基本的にギルムで活動していない冒険者なので、知名度そのものはそこまで高くはない。
だが、貴族街で接触したことのある冒険者達にしてみれば、非常に不愉快な相手だ。
酒場でその経験から不満を口にする者もおり、それを聞いた者も当然のように存在する。
だからこそ、今回の一件においてはアンテルムの名前を迂闊に出すなと警備兵達は上司から言われているのだ。
「俺と奴の関係は聞いてるか?」
「一応な。だが……こんな真似をするか?」
ランクA冒険者ともあろう者が。
そう言いたげな警備兵は、まだ若い。
それこそ、警備兵になったばかりの新人なのだろうと、そう思うくらいには。
「するぞ。少なくても今回の件は間違いない。貴族街での騒動は知ってるだろう」
「それは……」
レイの言葉に何も言えなくなる警備兵。
信じられないのではなく、信じたくないといったところだろう。
(冒険者に憧れてたタイプか? けど、実力不足だったり、それ以外にも何か他の理由で冒険者になれなくて、警備兵になったとか。……そういうのに限って、何故か冒険者に憧れていたりするんだよな)

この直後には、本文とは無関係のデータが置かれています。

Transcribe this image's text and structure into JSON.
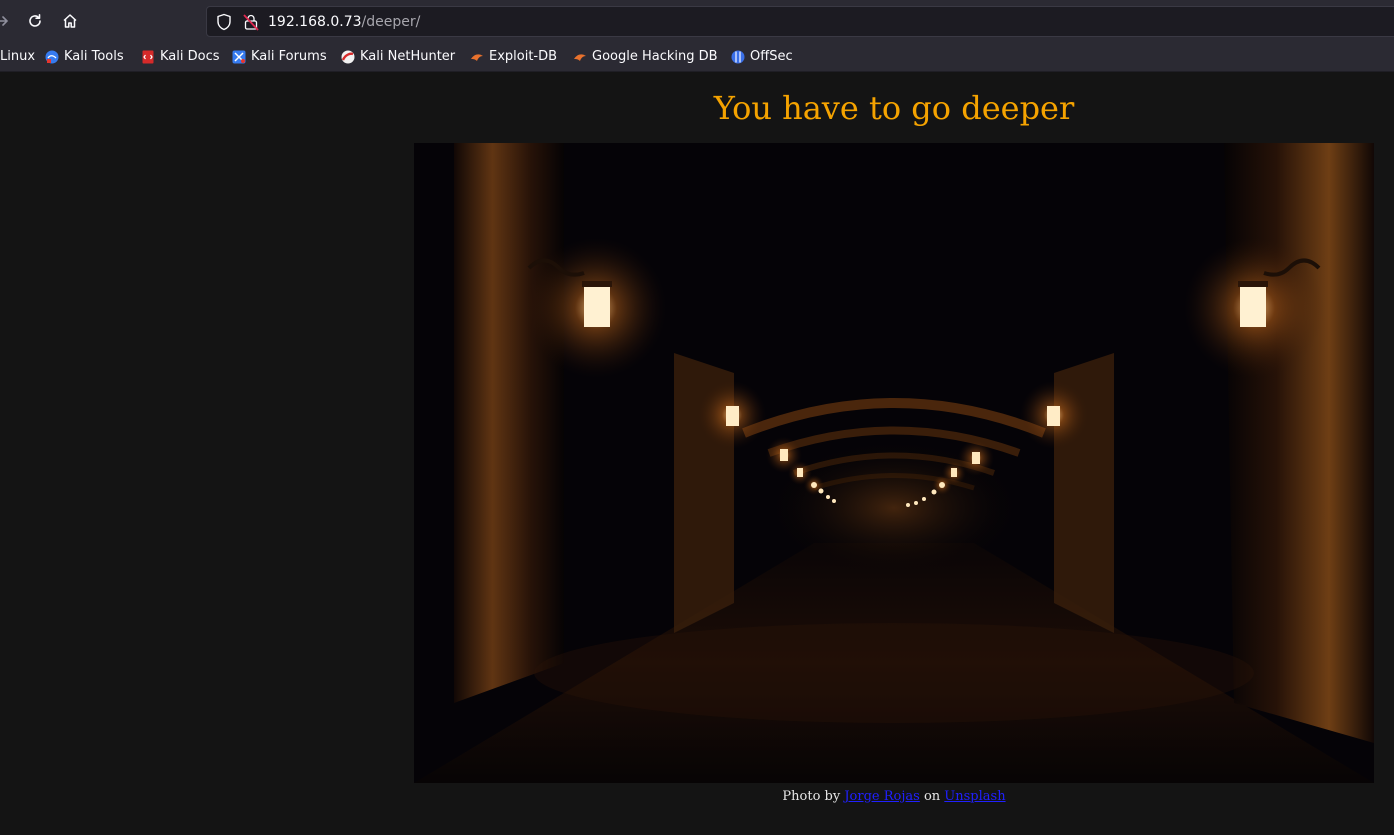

隣の芝生は青いと言われることが多いが、冒険者になれなかった者にしてみれば、冒険者というのは憧れの職業なのだろう。
レイとしても、それは理解出来ない訳ではなかったが、それでも今の状況を考えるとアンテルムの仕業ではないとは思えない。
「取りあえず、他の子供達の件もあるし……詰め所に行って話さないか?」
自分の友達のいきなりの行動に驚いている子供達を見ながら、レイはそう告げるのだった。